Ein Perspektivenwechsel könne gelingen, wenn die Gesellschaft nach jenen Werten suche, die für ein "sinnvolles Leben" notwendig seien und die das Menschsein neben seiner biologischen Verfasstheit ausmachten. Müller zählte dazu etwa "Freundschaft und Sozialleben, Selbstausdruck, Sport und Kultur, aber auch Besinnung, Orientierung und Religiosität." Auch ein Fokus auf "soziale Menschenrechte" sei wichtig, wobei Papst Franziskus ein wichtiger Impulsgeber sei: Der Pontifex habe wiederholt neue Wirtschafts- und Entwicklungsmodelle eingefordert, bei denen die bisher Ausgeschlossenen - darunter auch die "Schwester Erde" - besser einbezogen und zu Hauptakteuren gemacht würden.
Aufbruch statt Introversion
Um der Katastrophe etwas Positives abzugewinnen und den Blick nach vorne statt zurück zu richten, dürfe auch in der Kirche nichts beim Alten bleiben, sagte Müller und verwies hier erneut auf den Papst. Dieser hatte schon 2013 in seiner Antrittserklärung "Evangelii Gaudium" Reformen eingefordert sowie eine "missionarischen Entscheidung, die fähig ist, alles zu verwandeln, damit die Gewohnheiten, die Stile, die Zeitpläne, der Sprachgebrauch und jede kirchliche Struktur ein Kanal werden, der mehr der Evangelisierung der heutigen Welt als der Selbstbewahrung dient". Die Seelsorge müsse "expansiver sein und eine offene Haltung des Aufbruchs zeigen, statt in eine Art kirchliche Introversion zu verfallen", befand auch die Wiener Theologin.
Die Ordensgemeinschaften könnten für die Schaffung von "attraktiven Orten" des Nachdenkens, der Begegnung und des Austauschs wertvolle und attraktive Beiträge leisten, so die Überzeugung Müllers.

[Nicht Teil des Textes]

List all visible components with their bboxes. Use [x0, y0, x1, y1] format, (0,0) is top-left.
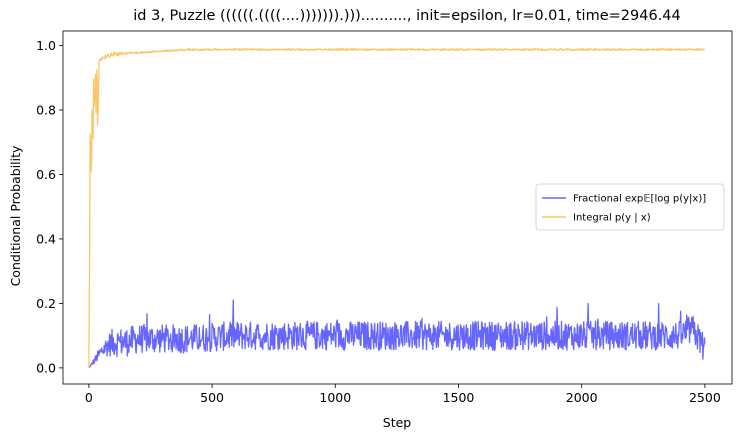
plot-frame: [62, 30, 733, 385]
x-tick-label: 2000: [566, 390, 598, 405]
chart-title: id 3, Puzzle ((((((.((((....))))))).))).…: [133, 8, 680, 24]
legend-box: [535, 183, 725, 231]
series-line-fractional: [88, 299, 706, 369]
legend-entry: Fractional exp𝔼[log p(y|x)]: [573, 194, 706, 205]
y-tick-label: 1.0: [36, 38, 56, 53]
y-tick-label: 0.2: [36, 296, 56, 311]
x-tick-label: 2500: [689, 390, 721, 405]
x-tick-label: 1000: [319, 390, 351, 405]
x-tick-label: 1500: [443, 390, 475, 405]
y-tick-label: 0.6: [36, 167, 56, 182]
y-tick-label: 0.0: [36, 360, 56, 375]
legend-entry: Integral p(y | x): [573, 213, 651, 224]
legend: Fractional exp𝔼[log p(y|x)] Integral p(y …: [535, 183, 725, 231]
y-tick-label: 0.4: [36, 231, 56, 246]
y-axis-label: Conditional Probability: [8, 145, 23, 286]
series-layer: [88, 48, 706, 369]
x-axis-label: Step: [383, 415, 412, 430]
plot-area: [62, 30, 733, 385]
x-tick-label: 500: [200, 390, 224, 405]
y-tick-label: 0.8: [36, 102, 56, 117]
ticks-layer: 0 500 1000 1500 2000 2500 0.0 0.2 0.4 0.6 0.8 1.0: [36, 38, 721, 405]
x-tick-label: 0: [85, 390, 93, 405]
series-line-integral: [88, 48, 706, 368]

Klöster könnten etwa jene Wirtschaftsleute, die bei ihnen eine Auszeit zur Erholung verbringen möchten, zur Mitentwicklung von konstruktiven Ansätzen für die Vorbereitung der Ordensschulen auf die "neue Zeit" einladen und somit zu den gefragten "positiven Erzählungen" beitragen, schlug die Theologin vor. Ein Vorteil der Orden sei auch, dass sie schon jetzt mit den "Verlierern" der Corona-Krise arbeiteten und somit vorausschauende Initiativen starten könnten, wurde in einer Online-Diskussion der rund 40 teilnehmenden Ordens-Missionsbeauftragten deutlich.

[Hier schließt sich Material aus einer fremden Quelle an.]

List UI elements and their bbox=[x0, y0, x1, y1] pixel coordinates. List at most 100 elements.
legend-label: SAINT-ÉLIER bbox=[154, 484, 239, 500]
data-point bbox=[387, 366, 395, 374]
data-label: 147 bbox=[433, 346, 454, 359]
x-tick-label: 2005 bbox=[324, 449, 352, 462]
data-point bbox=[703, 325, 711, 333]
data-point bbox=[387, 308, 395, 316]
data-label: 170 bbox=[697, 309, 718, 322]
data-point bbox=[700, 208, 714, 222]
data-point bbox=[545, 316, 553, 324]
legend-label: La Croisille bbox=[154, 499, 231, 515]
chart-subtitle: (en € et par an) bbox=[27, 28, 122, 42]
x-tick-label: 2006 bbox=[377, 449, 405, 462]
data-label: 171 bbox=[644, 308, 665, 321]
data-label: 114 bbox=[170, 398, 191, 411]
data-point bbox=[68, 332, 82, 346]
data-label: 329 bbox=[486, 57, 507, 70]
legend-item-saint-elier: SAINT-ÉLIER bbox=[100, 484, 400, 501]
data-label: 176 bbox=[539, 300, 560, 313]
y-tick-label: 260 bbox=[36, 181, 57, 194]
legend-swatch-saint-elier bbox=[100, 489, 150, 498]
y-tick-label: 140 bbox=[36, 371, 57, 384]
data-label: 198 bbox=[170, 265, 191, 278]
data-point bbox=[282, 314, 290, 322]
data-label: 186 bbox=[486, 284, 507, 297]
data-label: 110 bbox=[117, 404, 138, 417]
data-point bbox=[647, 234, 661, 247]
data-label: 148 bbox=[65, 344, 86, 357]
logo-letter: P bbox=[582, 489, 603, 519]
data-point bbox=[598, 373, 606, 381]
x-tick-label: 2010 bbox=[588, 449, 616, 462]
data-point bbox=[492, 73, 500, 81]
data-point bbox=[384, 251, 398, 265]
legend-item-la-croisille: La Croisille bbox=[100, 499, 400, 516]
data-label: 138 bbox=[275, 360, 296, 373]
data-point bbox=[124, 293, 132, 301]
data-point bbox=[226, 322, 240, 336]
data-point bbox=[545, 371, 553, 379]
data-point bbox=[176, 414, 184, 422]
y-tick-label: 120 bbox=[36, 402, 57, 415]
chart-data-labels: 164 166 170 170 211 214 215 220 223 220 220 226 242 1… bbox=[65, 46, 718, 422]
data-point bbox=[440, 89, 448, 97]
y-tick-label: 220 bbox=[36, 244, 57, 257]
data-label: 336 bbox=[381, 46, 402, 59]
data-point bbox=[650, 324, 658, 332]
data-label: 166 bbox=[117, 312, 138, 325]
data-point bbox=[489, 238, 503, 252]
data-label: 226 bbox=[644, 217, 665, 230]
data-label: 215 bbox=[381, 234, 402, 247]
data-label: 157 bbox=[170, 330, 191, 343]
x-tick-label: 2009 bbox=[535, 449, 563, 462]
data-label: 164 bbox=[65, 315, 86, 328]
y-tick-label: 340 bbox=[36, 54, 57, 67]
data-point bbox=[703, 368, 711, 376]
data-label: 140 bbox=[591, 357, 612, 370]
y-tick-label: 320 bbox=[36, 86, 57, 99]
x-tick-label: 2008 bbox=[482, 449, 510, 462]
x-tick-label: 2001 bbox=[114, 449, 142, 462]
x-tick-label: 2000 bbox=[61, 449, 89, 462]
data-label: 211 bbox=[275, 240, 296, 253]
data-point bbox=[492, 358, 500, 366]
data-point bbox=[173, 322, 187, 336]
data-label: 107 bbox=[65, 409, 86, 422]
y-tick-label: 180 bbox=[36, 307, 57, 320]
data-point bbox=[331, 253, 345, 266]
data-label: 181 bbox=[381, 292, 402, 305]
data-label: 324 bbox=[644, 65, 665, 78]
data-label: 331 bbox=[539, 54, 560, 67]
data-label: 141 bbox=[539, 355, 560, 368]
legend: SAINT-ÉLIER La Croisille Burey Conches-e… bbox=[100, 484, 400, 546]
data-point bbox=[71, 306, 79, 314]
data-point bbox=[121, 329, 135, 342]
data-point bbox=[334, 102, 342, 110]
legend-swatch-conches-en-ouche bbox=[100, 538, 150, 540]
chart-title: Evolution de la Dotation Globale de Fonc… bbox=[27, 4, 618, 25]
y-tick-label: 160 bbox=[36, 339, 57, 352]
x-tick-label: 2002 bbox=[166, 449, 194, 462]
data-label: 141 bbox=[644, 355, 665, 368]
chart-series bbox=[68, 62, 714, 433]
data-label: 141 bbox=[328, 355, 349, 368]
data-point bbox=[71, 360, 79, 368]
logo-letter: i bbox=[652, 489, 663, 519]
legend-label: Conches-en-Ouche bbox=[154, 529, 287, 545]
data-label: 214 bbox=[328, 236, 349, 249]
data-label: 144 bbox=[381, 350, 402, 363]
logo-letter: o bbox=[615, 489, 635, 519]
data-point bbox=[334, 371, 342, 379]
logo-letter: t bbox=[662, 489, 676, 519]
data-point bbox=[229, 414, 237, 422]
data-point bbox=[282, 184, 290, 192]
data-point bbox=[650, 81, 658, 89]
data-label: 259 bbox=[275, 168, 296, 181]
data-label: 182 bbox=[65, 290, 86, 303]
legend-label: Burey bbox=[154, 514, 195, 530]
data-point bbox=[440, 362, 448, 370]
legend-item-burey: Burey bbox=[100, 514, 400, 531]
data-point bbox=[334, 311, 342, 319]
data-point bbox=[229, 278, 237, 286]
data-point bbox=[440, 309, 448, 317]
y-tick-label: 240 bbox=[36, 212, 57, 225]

Auch auf den interreligiösen Dialog kam die Theologin in einem weiteren Impulsreferat zu sprechen. Hintergrund war das im Februar 2019 von Papst Franziskus und dem Kairoer Großimam Ahmad Mohammad Al-Tayyeb unterzeichnete Abu Dhabi-Dokument über die Brüderlichkeit aller Menschen. Der Dialog mit Muslimen oder Mitgliedern anderer Religionen sei ein "Lernen über sich selbst" und eine "Einübung in den Dialog mit anderen Menschen um des Friedens willen in einer gemeinsamen Welt", erklärte Müller. Jeder sei aufgerufen, die je eigenen Möglichkeiten zu suchen, um zu einem solchen Dialog beizutragen.
Ruhe als knappes Gut
Eröffnet wurde der Missionstag von Militärbischof Werner Freistetter. Orden würden einen wichtigen gesellschaftlichen Beitrag leisten, indem sie "Ruhe und Begegnung mit Jesus" vorlebten um daraus Kraft zu schöpfen, sagte der Referatsbischof für Mission. Ruhe sei in der Gesellschaft ein immer knapperes Gut. Doch sei Stille notwendig, um sich mit den tieferen Dimensionen des Lebens auseinanderzusetzen und grundlegende Fragen zu stellen. "Man kann nicht nachdenken, wenn man getrieben, gehetzt, belastet, verunsichert und bedroht ist", betonte Freistetter.